"[...] o inóspito, árido e descurado processo encontra-se estreitamente relacionado com as correntes espirituais dos povos e [...] as suas diversas concretizações devem ser incluídas entre os mais importantes testemunhos da cultura" (F. Klein (1902))



23/09/2014

Jurisprudência uniformizada (8)




Falta de gravação da audiência final; nulidade processual

1. O Ac. 13/2014, de 23/9, estabeleceu a seguinte doutrina: 

"A nulidade prevista no artigo 363.º do Código de Processo Penal deve ser arguida perante o tribunal da 1.ª instância, em requerimento autónomo, no prazo geral de 10 dias, a contar da data da sessão da audiência em que tiver ocorrido a omissão da documentação ou a deficiente documentação das declarações orais, acrescido do período de tempo que mediar entre o requerimento da cópia da gravação, acompanhado do necessário suporte técnico, e a efectiva satisfação desse pedido pelo funcionário, nos termos do n.º 3 [4?] do artigo 101.º do mesmo diploma, sob pena de dever considerar-se sanada".

2. Este acórdão, apesar de proferido no âmbito do processo penal, também se reveste de algum interesse para o processo civil.

O art. 363.º CPP dispõe o seguinte: "As declarações prestadas oralmente na audiência são sempre documentadas na acta, sob pena de nulidade". O art. 364.º, n.º 1, CPP concretiza que a documentação dessas declarações é realizada, em regra, através de registo áudio ou audiovisual. Este último regime é paralelo àquele que se encontra estabelecido no art. 155.º, n.º 1 e 2, CPC.

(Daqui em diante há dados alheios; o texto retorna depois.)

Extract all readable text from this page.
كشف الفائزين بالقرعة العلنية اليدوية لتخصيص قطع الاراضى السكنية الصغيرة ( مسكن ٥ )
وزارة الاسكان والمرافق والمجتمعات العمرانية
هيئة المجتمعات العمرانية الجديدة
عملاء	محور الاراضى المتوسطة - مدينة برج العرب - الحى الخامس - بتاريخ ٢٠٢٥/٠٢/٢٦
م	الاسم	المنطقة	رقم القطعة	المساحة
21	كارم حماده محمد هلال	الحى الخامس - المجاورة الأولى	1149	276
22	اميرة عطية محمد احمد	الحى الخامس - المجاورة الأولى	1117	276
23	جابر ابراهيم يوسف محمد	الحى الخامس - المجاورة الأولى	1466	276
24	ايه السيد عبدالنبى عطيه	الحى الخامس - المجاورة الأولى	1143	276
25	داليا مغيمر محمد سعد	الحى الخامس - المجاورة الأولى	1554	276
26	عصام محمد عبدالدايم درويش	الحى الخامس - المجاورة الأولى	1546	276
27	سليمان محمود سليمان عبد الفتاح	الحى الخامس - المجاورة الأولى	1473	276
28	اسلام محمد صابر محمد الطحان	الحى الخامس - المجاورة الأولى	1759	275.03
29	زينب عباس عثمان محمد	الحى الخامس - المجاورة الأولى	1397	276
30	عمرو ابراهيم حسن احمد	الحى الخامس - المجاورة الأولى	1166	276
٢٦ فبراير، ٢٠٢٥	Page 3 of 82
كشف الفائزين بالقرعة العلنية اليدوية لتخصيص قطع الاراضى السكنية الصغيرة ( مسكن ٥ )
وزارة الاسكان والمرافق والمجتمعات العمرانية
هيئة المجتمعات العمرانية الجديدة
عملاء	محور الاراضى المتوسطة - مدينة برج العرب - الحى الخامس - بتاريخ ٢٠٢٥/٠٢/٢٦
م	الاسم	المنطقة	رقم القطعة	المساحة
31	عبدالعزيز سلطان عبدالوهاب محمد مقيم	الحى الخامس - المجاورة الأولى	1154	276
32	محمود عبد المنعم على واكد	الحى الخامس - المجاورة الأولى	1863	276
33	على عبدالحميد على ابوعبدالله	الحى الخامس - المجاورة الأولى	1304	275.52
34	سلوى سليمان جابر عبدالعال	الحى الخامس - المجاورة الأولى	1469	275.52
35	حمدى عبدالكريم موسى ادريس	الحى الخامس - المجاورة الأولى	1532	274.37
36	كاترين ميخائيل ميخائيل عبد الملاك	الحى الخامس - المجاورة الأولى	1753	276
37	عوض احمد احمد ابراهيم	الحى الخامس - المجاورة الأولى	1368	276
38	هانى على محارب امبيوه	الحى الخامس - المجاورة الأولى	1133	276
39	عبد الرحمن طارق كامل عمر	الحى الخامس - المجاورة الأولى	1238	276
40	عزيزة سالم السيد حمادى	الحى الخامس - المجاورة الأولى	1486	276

Quanto à disponibilização da gravação, o regime processual penal é o seguinte: o funcionário deve entregar, no prazo de 48 horas, uma cópia a qualquer sujeito processual que a requeira (art. 101.º, n.º 4, CPP). É diferente o regime processual civil, que se concretiza no seguinte:

-- A gravação deve ser disponibilizada às partes, sem necessidade de qualquer requerimento, no prazo de 2 dias, a contar do respectivo acto (isto é, da realização da audiência final) (art. 155.º, n.º 3, CPC); recorde-se que a gravação desempenha um papel importante na interposição de uma apelação que impugne a decisão relativa à matéria de facto: cf. art. 640.º, n.º 1, al. b), 2 e 3, CPC;

-- A falta ou deficiência da gravação deve ser invocada pelas partes, no prazo de 10 dias, a contar do momento em que em que a gravação lhes é disponibilizada (art. 155.º, n.º 4, CPC).

Esta última regra pode parecer, numa primeira análise, algo estranha. Pode efectivamente perguntar-se como é que a falta da gravação pode ser invocada a partir do momento da sua disponibilização, dado que, se não houve gravação, nunca poderá haver -- poder-se-ia argumentar -- a possibilidade de a disponibilizar.

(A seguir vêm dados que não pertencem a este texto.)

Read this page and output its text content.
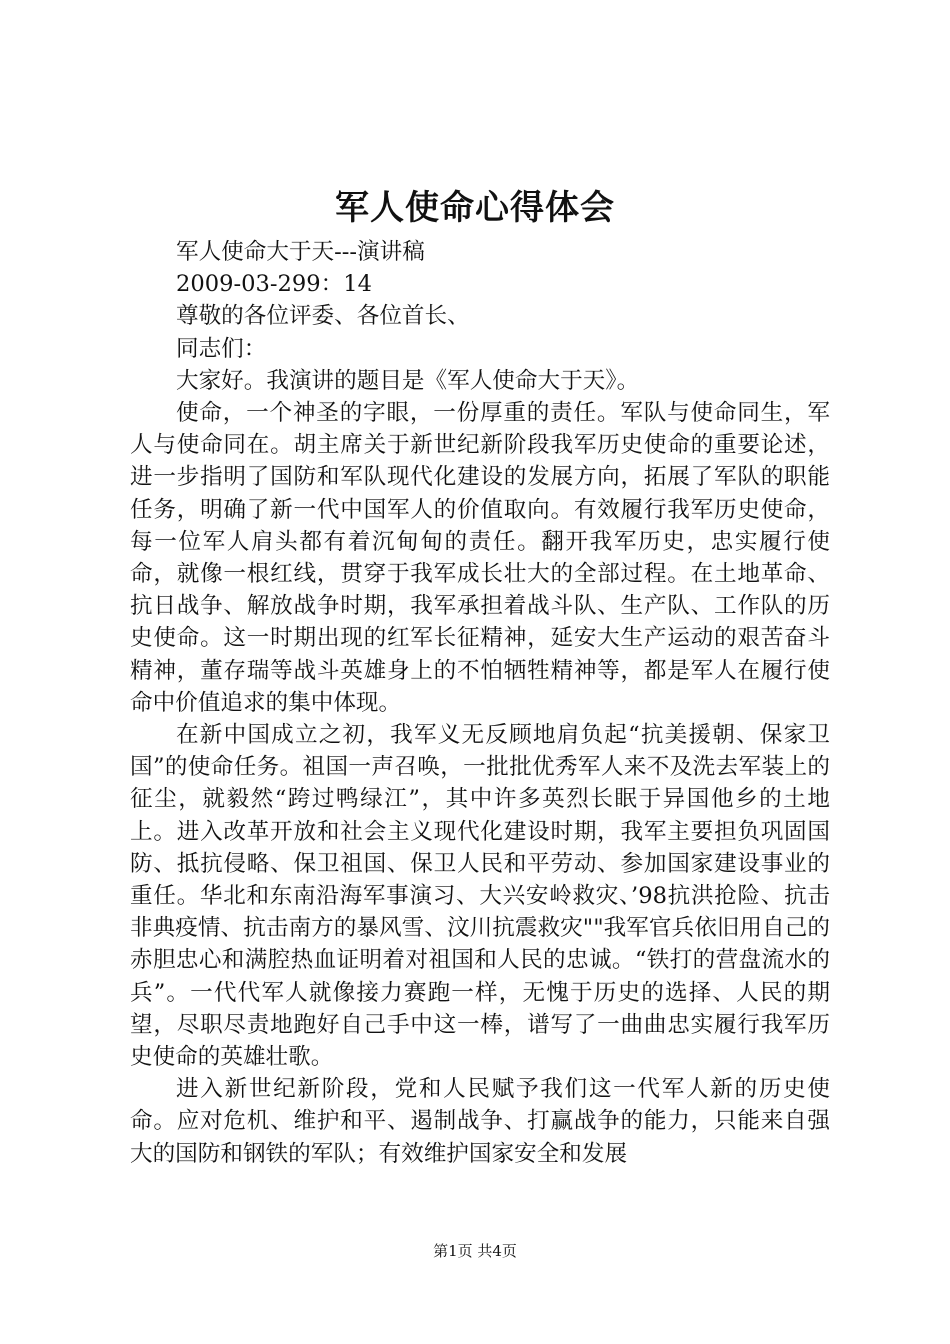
军人使命心得体会

军人使命大于天---演讲稿

2009-03-299：14

尊敬的各位评委、各位首长、

同志们：

大家好。我演讲的题目是《军人使命大于天》。

使命，一个神圣的字眼，一份厚重的责任。军队与使命同生，军人与使命同在。胡主席关于新世纪新阶段我军历史使命的重要论述，进一步指明了国防和军队现代化建设的发展方向，拓展了军队的职能任务，明确了新一代中国军人的价值取向。有效履行我军历史使命，每一位军人肩头都有着沉甸甸的责任。翻开我军历史，忠实履行使命，就像一根红线，贯穿于我军成长壮大的全部过程。在土地革命、抗日战争、解放战争时期，我军承担着战斗队、生产队、工作队的历史使命。这一时期出现的红军长征精神，延安大生产运动的艰苦奋斗精神，董存瑞等战斗英雄身上的不怕牺牲精神等，都是军人在履行使命中价值追求的集中体现。

在新中国成立之初，我军义无反顾地肩负起“抗美援朝、保家卫国”的使命任务。祖国一声召唤，一批批优秀军人来不及洗去军装上的征尘，就毅然“跨过鸭绿江”，其中许多英烈长眠于异国他乡的土地上。进入改革开放和社会主义现代化建设时期，我军主要担负巩固国防、抵抗侵略、保卫祖国、保卫人民和平劳动、参加国家建设事业的重任。华北和东南沿海军事演习、大兴安岭救灾、’98抗洪抢险、抗击非典疫情、抗击南方的暴风雪、汶川抗震救灾""我军官兵依旧用自己的赤胆忠心和满腔热血证明着对祖国和人民的忠诚。“铁打的营盘流水的兵”。一代代军人就像接力赛跑一样，无愧于历史的选择、人民的期望，尽职尽责地跑好自己手中这一棒，谱写了一曲曲忠实履行我军历史使命的英雄壮歌。

进入新世纪新阶段，党和人民赋予我们这一代军人新的历史使命。应对危机、维护和平、遏制战争、打赢战争的能力，只能来自强大的国防和钢铁的军队；有效维护国家安全和发展

第1页 共4页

O disposto no art. 155.º, n.º 4, CPC tem, porém, um outro sentido. A situação a que esse preceito se reporta é aquela em que é disponibilizada às partes um suporte que deveria conter a gravação da audiência final e em que se verifica que, afinal, o referido suporte não contém nenhuma gravação. Só nesta situação tem sentido falar-se da invocação da falta de gravação a partir do momento em que a mesma é disponibilizada às partes.

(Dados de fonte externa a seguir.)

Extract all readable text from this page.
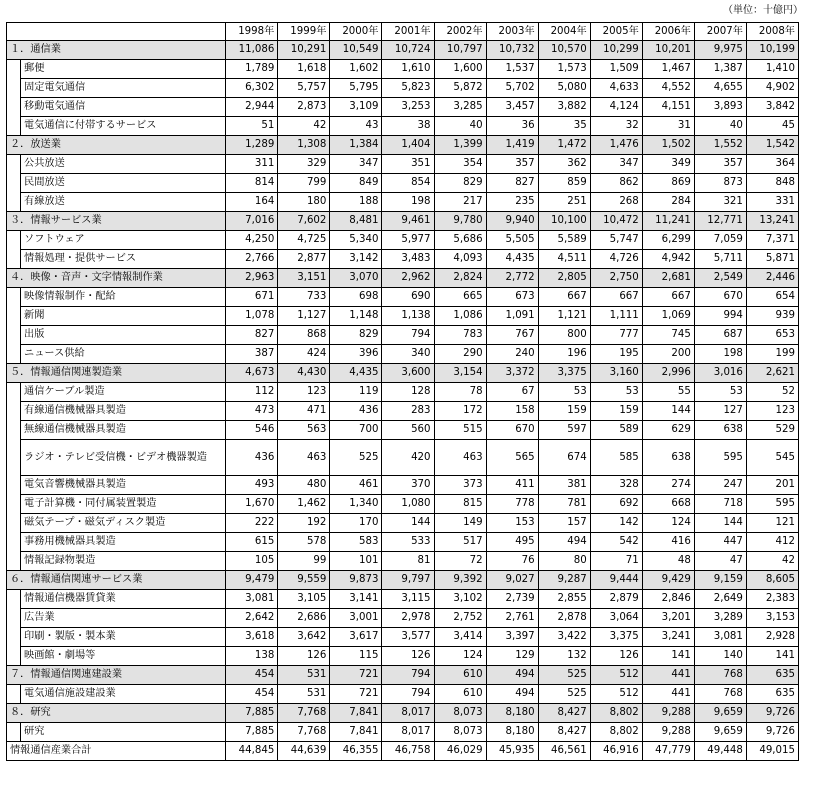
（単位：十億円）
		1998年	1999年	2000年	2001年	2002年	2003年	2004年	2005年	2006年	2007年	2008年
１．通信業		11,086	10,291	10,549	10,724	10,797	10,732	10,570	10,299	10,201	9,975	10,199
	郵便	1,789	1,618	1,602	1,610	1,600	1,537	1,573	1,509	1,467	1,387	1,410
	固定電気通信	6,302	5,757	5,795	5,823	5,872	5,702	5,080	4,633	4,552	4,655	4,902
	移動電気通信	2,944	2,873	3,109	3,253	3,285	3,457	3,882	4,124	4,151	3,893	3,842
	電気通信に付帯するサービス	51	42	43	38	40	36	35	32	31	40	45
２．放送業		1,289	1,308	1,384	1,404	1,399	1,419	1,472	1,476	1,502	1,552	1,542
	公共放送	311	329	347	351	354	357	362	347	349	357	364
	民間放送	814	799	849	854	829	827	859	862	869	873	848
	有線放送	164	180	188	198	217	235	251	268	284	321	331
３．情報サービス業		7,016	7,602	8,481	9,461	9,780	9,940	10,100	10,472	11,241	12,771	13,241
	ソフトウェア	4,250	4,725	5,340	5,977	5,686	5,505	5,589	5,747	6,299	7,059	7,371
	情報処理・提供サービス	2,766	2,877	3,142	3,483	4,093	4,435	4,511	4,726	4,942	5,711	5,871
４．映像・音声・文字情報制作業		2,963	3,151	3,070	2,962	2,824	2,772	2,805	2,750	2,681	2,549	2,446
	映像情報制作・配給	671	733	698	690	665	673	667	667	667	670	654
	新聞	1,078	1,127	1,148	1,138	1,086	1,091	1,121	1,111	1,069	994	939
	出版	827	868	829	794	783	767	800	777	745	687	653
	ニュース供給	387	424	396	340	290	240	196	195	200	198	199
５．情報通信関連製造業		4,673	4,430	4,435	3,600	3,154	3,372	3,375	3,160	2,996	3,016	2,621
	通信ケーブル製造	112	123	119	128	78	67	53	53	55	53	52
	有線通信機械器具製造	473	471	436	283	172	158	159	159	144	127	123
	無線通信機械器具製造	546	563	700	560	515	670	597	589	629	638	529
	ラジオ・テレビ受信機・ビデオ機器製造	436	463	525	420	463	565	674	585	638	595	545
	電気音響機械器具製造	493	480	461	370	373	411	381	328	274	247	201
	電子計算機・同付属装置製造	1,670	1,462	1,340	1,080	815	778	781	692	668	718	595
	磁気テープ・磁気ディスク製造	222	192	170	144	149	153	157	142	124	144	121
	事務用機械器具製造	615	578	583	533	517	495	494	542	416	447	412
	情報記録物製造	105	99	101	81	72	76	80	71	48	47	42
６．情報通信関連サービス業		9,479	9,559	9,873	9,797	9,392	9,027	9,287	9,444	9,429	9,159	8,605
	情報通信機器賃貸業	3,081	3,105	3,141	3,115	3,102	2,739	2,855	2,879	2,846	2,649	2,383
	広告業	2,642	2,686	3,001	2,978	2,752	2,761	2,878	3,064	3,201	3,289	3,153
	印刷・製版・製本業	3,618	3,642	3,617	3,577	3,414	3,397	3,422	3,375	3,241	3,081	2,928
	映画館・劇場等	138	126	115	126	124	129	132	126	141	140	141
７．情報通信関連建設業		454	531	721	794	610	494	525	512	441	768	635
	電気通信施設建設業	454	531	721	794	610	494	525	512	441	768	635
８．研究		7,885	7,768	7,841	8,017	8,073	8,180	8,427	8,802	9,288	9,659	9,726
	研究	7,885	7,768	7,841	8,017	8,073	8,180	8,427	8,802	9,288	9,659	9,726
情報通信産業合計		44,845	44,639	46,355	46,758	46,029	45,935	46,561	46,916	47,779	49,448	49,015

3. Como se verifica, o CPC não regula a situação em que, muito provavelmente por uma qualquer deficiência técnica, nem sequer se realizou a gravação da audiência final. É para esta situação que o Ac. 13/2014 tem algum interesse. 

Do definido no Ac. 13/2014 é possível concluir que, em processo penal, a nulidade decorrente da falta de gravação da audiência deve ser invocada num prazo de 10 dias a contar da realização da audiência, acrescido do prazo que decorrer até o funcionário comunicar à parte que não pode disponibilizar a gravação, porque simplesmente a mesma não foi efectuada. Parece que teria sido mais simples estabelecer que o prazo de 10 dias para a invocação da nulidade se conta a partir do momento em que o funcionário, em vez de cumprir o disposto no art. 101.º, n.º 4, CPP, comunica à parte a inexistência de qualquer gravação.

A orientação definida no Ac.13/2014 deve ser aplicada, mutatis mutandis, no processo civil. A falta de gravação da audiência final é uma nulidade processual, dado que constitui a omissão de um acto que é susceptível de influir no exame ou na decisão da causa (cf. art. 195.º, n.º 1, CPC). A parte -- ou melhor, qualquer das partes -- tem 10 dias (prazo geral para os actos das partes, nos termos do art. 149.º, n.º 1, CPC) para arguir aquela nulidade. No entanto, esse prazo só se pode contar a partir do momento em que a secretaria comunica à parte que não pode cumprir o estabelecido no art. 155.º, n.º 3, CPC, porque não foi realizada nenhuma gravação da audiência final.